Politik
Spielball der Großmächte

Der Wettlauf um die Arktis hat begonnen

In den vergangenen Jahren ist die Arktis offenbar in den Fokus geopolitischer Strategen in Washington, Peking, Moskau und Brüssel geraten.
25.08.2019 17:49
Lesezeit: 3 min

Die Nachrichtenagentur Reuters berichtet:

Anfangs klang es wie ein Scherz des US-Präsidenten: Donald Trump ließ durchsickern, dass er Interesse am Kauf Grönlands habe. Doch spätestens seit der Absage seines Dänemark-Besuchs wegen der zurückgewiesenen Verkaufsofferte schrillen in Europa die Alarmsirenen. Denn Trumps hemdsärmeliger Vorstoß ist nur der letzte Beweis dafür, wie intensiv Großmächte um die angrenzende Arktis ringen. "Der Vorschlag des US-Präsidenten ist durchaus ernst gemeint – auch wenn er zunächst absurd klingen mag", warnt der Transatlantik-Koordinator der Bundesregierung, Peter Beyer.

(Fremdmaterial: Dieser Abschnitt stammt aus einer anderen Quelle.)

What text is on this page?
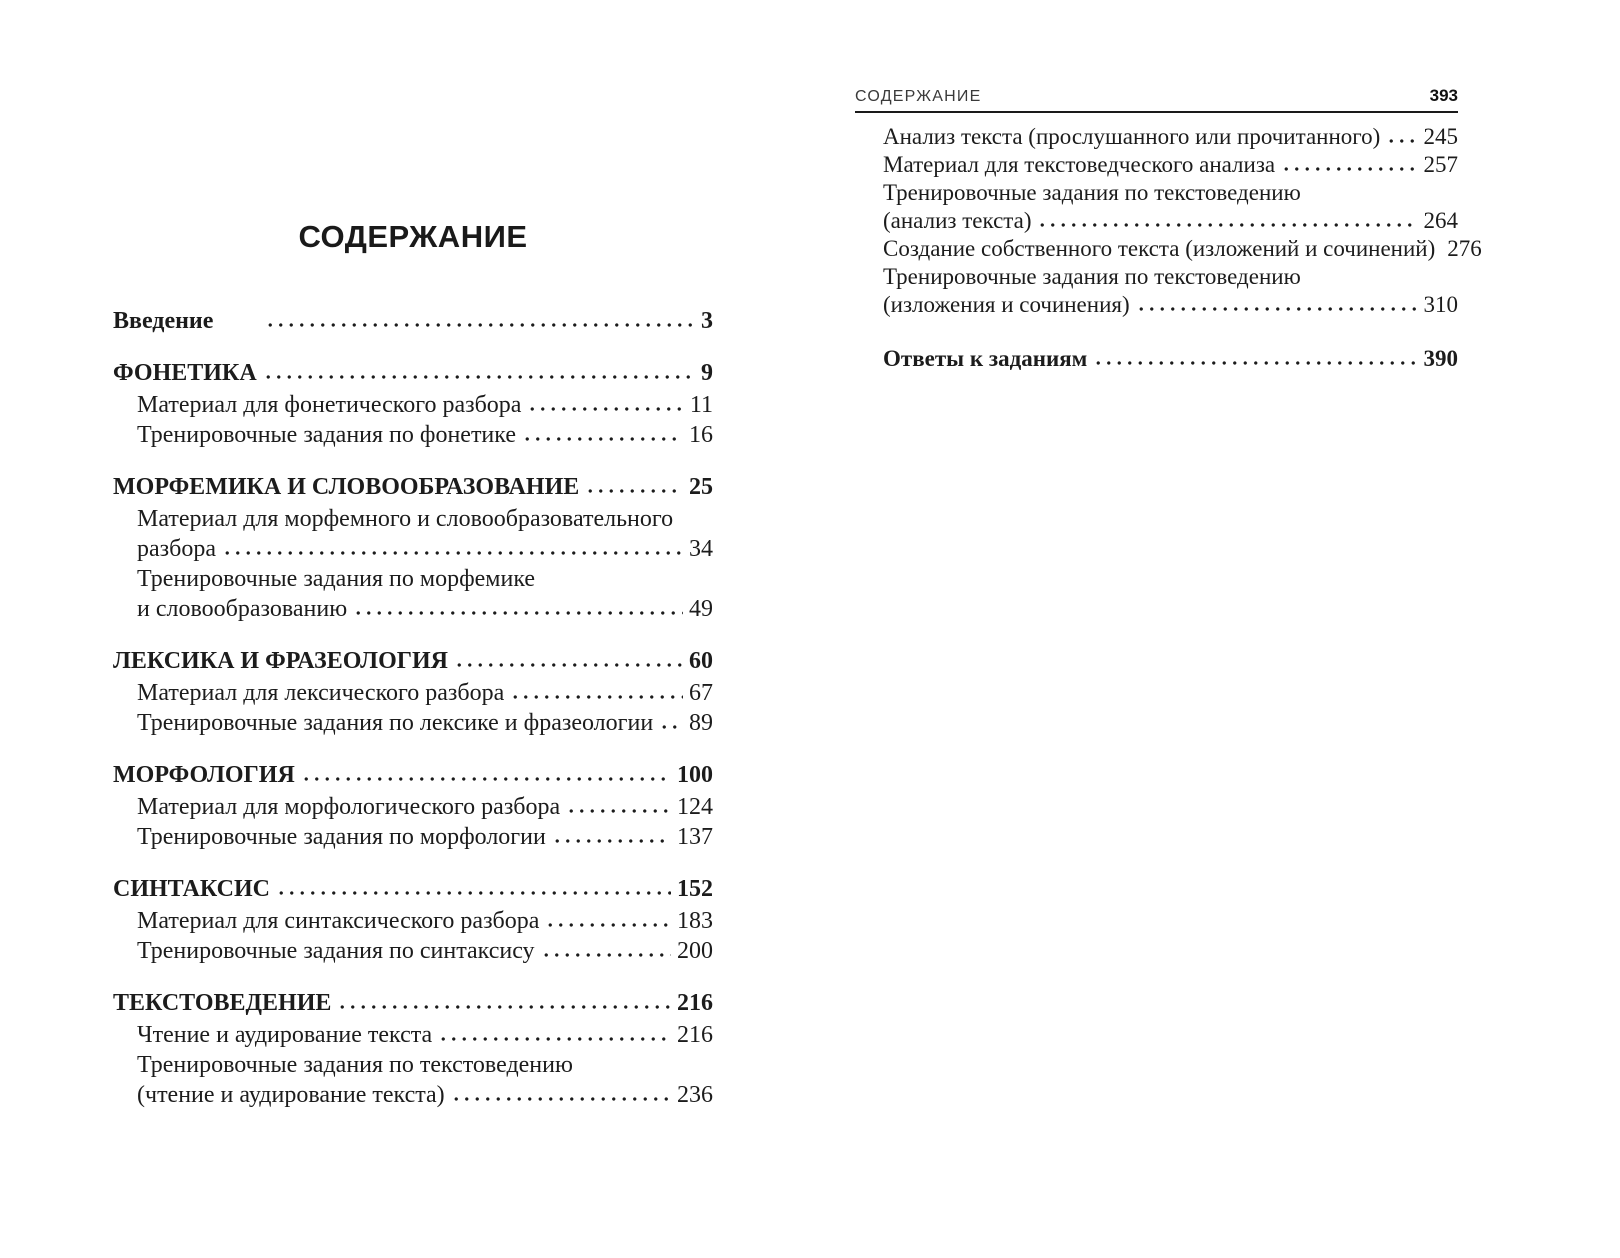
СОДЕРЖАНИЕ
Введение	3
ФОНЕТИКА	9
Материал для фонетического разбора	11
Тренировочные задания по фонетике	16
МОРФЕМИКА И СЛОВООБРАЗОВАНИЕ	25
Материал для морфемного и словообразовательного
разбора	34
Тренировочные задания по морфемике
и словообразованию	49
ЛЕКСИКА И ФРАЗЕОЛОГИЯ	60
Материал для лексического разбора	67
Тренировочные задания по лексике и фразеологии 89
МОРФОЛОГИЯ	100
Материал для морфологического разбора	124
Тренировочные задания по морфологии	137
СИНТАКСИС	152
Материал для синтаксического разбора	183
Тренировочные задания по синтаксису	200
ТЕКСТОВЕДЕНИЕ	216
Чтение и аудирование текста	216
Тренировочные задания по текстоведению
(чтение и аудирование текста)	236
СОДЕРЖАНИЕ	393
Анализ текста (прослушанного или прочитанного) 245
Материал для текстоведческого анализа	257
Тренировочные задания по текстоведению
(анализ текста)	264
Создание собственного текста (изложений и сочинений) 276
Тренировочные задания по текстоведению
(изложения и сочинения)	310
Ответы к заданиям	390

Denn die Aufmerksamkeit für die Region um den Nordpol wird weltweit immer größer: Nato-Militärs berichten von sich häufenden Flügen russischer Langstrecken-Militärflugzeuge über die Arktis oder die angrenzenden Gebiete. Und auch Deutschland will - in viel bescheidenerem Rahmen - mitmischen. Das Bundeskabinett beschloss am Mittwoch erstmals Leitlinien einer deutschen Arktispolitik. Es geht um den Klimawandel, um Ressourcen und Schifffahrtsrouten - und um geopolitische Rivalitäten.

Wer kontrolliert neue Schifffahrtsrouten?

Dafür gibt es mehrere Gründe. Der Klimawandel führt dazu, dass die Temperaturen in der Arktis mit seinem bisher als "ewigem Eis" bezeichneten Flächen besonders stark steigen - doppelt so stark wie in anderen Teilen der Welt. In den vergangenen 30 Jahren ist nach Angaben des Alfred-Wegner-Instituts für Polar- und Meeresforschung die durchschnittliche Meereis-Dicke von mehr als drei Meter auf unter zwei Meter zurückgegangen. Tendenz: beschleunigte weitere Schmelze. Der Rückzug des Eises dürfte bald eine dauerhafte Nordwest- und Nordostpassage von Asien nach Amerika und Europa eröffnen, die die Transportwege erheblich verkürzen könnte.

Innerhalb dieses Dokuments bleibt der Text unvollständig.